Osteoporoz, kırılmaya neden oluyor
Mardin’de Sanofi Aventis tarafından düzenlenen ‘Osteopozitif Toplantısı’nda ‘Türkiye’nin Kemik Haritası FRAKTÜRK 2010’ sonuçları açıklandı.
İstanbul Üniversitesi Cerrahpaşa Tıp Fakültesi Fiziksel Tıp ve Rehabilitasyon Anabilim Dalı Öğretim Üyesi Prof. Dr. Şansın Tüzün, Dünya Sağlık Örgütü ile ortak yapılan araştırmanın aralarında Ankara, İstanbul ve İzmir’in de bulunduğu 12 ilde ve 26 bin 424 kişinin taranarak gerçekleştirildiğini ifade etti.
Tüzün, “Çalışmada gördük ki 50 yaş üzeri Türk kadınlarının yarısında kemik yoğunluğu düşük. Ancak bu kadınlar osteoporoz anlamına gelmemeli. Ama bu risktir.” dedi.
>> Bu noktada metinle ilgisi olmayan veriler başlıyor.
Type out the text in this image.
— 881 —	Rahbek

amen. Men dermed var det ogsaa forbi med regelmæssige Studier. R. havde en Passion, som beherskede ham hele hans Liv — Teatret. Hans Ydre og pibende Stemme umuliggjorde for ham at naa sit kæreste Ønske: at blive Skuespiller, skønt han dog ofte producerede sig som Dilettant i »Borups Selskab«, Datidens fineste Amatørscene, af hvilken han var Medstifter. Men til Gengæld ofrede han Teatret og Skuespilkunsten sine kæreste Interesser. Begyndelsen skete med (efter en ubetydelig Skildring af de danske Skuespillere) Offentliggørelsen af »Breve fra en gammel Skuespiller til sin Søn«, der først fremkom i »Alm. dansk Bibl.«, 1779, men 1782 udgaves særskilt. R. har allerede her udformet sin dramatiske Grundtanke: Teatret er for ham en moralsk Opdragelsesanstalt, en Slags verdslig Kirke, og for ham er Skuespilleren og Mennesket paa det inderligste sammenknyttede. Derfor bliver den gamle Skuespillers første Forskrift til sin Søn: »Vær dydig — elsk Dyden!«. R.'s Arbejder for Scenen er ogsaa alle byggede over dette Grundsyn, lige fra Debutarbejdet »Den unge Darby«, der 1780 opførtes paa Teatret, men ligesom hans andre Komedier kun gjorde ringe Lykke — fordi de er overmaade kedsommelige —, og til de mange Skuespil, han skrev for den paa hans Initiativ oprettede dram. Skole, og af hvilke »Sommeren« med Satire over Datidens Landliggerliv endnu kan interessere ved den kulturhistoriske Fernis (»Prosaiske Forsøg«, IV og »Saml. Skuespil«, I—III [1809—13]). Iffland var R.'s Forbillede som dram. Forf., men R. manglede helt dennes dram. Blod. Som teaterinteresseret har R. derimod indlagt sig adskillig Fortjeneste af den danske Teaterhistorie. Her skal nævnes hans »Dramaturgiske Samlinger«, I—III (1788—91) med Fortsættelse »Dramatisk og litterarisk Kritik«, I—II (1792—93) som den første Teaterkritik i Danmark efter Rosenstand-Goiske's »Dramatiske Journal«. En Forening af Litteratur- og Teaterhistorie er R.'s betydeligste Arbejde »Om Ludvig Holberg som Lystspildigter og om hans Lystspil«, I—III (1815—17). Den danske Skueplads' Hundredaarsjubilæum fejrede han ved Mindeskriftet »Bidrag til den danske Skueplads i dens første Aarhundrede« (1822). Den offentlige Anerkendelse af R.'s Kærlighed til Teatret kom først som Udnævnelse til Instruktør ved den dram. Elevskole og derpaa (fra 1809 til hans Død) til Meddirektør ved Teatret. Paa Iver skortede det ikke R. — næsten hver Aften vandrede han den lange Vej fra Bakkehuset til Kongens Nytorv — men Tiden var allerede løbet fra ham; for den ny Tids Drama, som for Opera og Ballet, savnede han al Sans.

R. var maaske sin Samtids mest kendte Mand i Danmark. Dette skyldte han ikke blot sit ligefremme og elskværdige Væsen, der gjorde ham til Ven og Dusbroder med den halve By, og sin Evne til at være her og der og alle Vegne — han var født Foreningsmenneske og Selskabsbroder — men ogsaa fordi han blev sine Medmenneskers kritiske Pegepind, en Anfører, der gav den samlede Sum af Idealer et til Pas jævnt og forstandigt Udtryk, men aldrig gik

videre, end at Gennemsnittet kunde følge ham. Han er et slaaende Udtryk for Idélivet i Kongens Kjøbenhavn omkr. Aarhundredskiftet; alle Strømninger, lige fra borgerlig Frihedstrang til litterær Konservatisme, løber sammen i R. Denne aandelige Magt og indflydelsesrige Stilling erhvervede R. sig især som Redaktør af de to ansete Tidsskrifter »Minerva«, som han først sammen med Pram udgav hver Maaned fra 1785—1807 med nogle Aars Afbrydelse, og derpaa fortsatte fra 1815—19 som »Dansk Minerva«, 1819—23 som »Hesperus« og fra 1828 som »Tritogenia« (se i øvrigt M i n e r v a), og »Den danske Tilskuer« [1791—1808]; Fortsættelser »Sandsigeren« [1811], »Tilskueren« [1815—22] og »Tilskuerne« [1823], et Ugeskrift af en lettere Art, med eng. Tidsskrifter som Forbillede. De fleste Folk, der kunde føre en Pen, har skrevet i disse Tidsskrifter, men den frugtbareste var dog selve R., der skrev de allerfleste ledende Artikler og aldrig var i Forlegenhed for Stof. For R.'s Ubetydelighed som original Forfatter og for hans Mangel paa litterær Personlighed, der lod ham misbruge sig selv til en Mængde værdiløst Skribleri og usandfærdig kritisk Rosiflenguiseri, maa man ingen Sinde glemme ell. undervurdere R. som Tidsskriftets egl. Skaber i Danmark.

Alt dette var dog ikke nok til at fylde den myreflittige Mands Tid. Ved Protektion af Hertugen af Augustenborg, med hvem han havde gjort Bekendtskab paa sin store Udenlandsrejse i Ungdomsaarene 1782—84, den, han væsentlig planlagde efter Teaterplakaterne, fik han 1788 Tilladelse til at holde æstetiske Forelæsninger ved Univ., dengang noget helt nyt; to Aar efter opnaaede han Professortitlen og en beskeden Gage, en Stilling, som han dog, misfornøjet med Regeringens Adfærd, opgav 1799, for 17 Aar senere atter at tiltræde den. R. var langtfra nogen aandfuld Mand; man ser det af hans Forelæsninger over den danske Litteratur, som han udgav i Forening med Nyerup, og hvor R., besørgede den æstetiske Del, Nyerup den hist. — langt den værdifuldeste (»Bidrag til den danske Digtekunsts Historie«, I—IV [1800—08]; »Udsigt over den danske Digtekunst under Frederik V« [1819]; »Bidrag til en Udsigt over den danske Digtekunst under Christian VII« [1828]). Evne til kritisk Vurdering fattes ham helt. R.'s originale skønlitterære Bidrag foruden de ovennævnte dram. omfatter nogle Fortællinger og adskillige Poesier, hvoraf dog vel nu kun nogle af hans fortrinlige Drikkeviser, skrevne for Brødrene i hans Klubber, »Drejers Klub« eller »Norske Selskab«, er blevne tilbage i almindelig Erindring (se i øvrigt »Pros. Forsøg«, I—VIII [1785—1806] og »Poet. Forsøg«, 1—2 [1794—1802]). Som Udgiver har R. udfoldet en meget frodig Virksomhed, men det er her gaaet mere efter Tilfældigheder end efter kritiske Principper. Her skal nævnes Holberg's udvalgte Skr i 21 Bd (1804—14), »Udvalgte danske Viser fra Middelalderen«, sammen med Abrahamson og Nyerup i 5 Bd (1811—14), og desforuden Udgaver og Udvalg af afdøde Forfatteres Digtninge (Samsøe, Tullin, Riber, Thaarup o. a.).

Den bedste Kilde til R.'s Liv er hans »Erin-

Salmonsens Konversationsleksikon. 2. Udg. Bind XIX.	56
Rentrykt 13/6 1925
Osteoporoz’un en riskli tarafının kalça kırıklığı olduğunu aktaran Tüzün, Türkiye’de şu anda 24 binden fazla kalça kırıklığı olgusunun bulunduğunu ifade etti. 2035’te bu sayının 2,7 kat artarak 64 bine çıkacağını savunan Tüzün, gelecekte 50 yaş üzeri 7 kadından birinin kalça kırıklığı geçireceğini iddia etti.
Yaşam süresi uzadıkça kalça kırıklığı riskinin arttığını aktaran Tüzün, özellikle 70 yaş üzerinde bunun ciddi artış gösterdiğini belirterek gerekçelerini şöyle açıkladı: “Bunun nedenleri arasında ‘ortalama yaşam süresinin uzaması, yetersiz fiziksel aktivite, kentleşme ve betonlaşma ile birlikte sert zeminler, yeterince güneş ışığı almama ve obezite etkili.”
Prof. Dr. Şansın Tüzün, osteoporoza karşı en etkili koruyucu yöntemin 30 yaş altı insanlara yönelik çalışmalarla gerçekleşeceğini aktardı. “Özellikle kadınlarda doruk kemik kütlesi 30 yaşına kadar çıkıyor. Kemik yoğunluğu artırılması lazım.
Bu dönemde bol egzersiz yapılmalı. Günlük 800-1000 milimetre D vitamini alınması öneriliyor.” diyen Tüzün, çocuklarda ise 9-17 yaş aralığının kemik büyümesinin en çok yaşandığı dönem olduğuna dikkat çekti. Tüzün, bu dönem kemik gelişimi için basketbol, sek sek, yüzme gibi etkinlikler faydalı olacağını aktardı. Süt, peynir, balık gibi gıdaların bol bol alınmasını tavsiye etti.
Marmara Üniversitesi Fizik Tedavi ve Rehabilitasyon Anabilim Dalı Başkanı Prof. Dr. Gülseren Akyüz ise Türkiye’de hastalıkla ilgili farkındalığın çok düşük olduğunu ve bu konuda bilinçlendirici çalışmalar yapılması gerektiğini ifade etti.
Prof. Dr. Akyüz şu bilgileri verdi: “Hastalık teşhisi konulduktan sonra, hızla yol almak mümkün. Gerek yaşam sitilindeki bir takım değişiklikler, gerek zamanında koruyucu tedavi, ileri dönemlerinde de medikal tedavi gibi.” Maslak Acıbadem Hastanesi Ortopedi ve Travmatoloji Anabilim Dalı Başkanı Prof. Dr. Remzi Tözün de omurga, kalça ve el bileğinde oluşan düşük enerjili kırıkların hepsinin osteoporotik kırıklar olduğunu söyledi.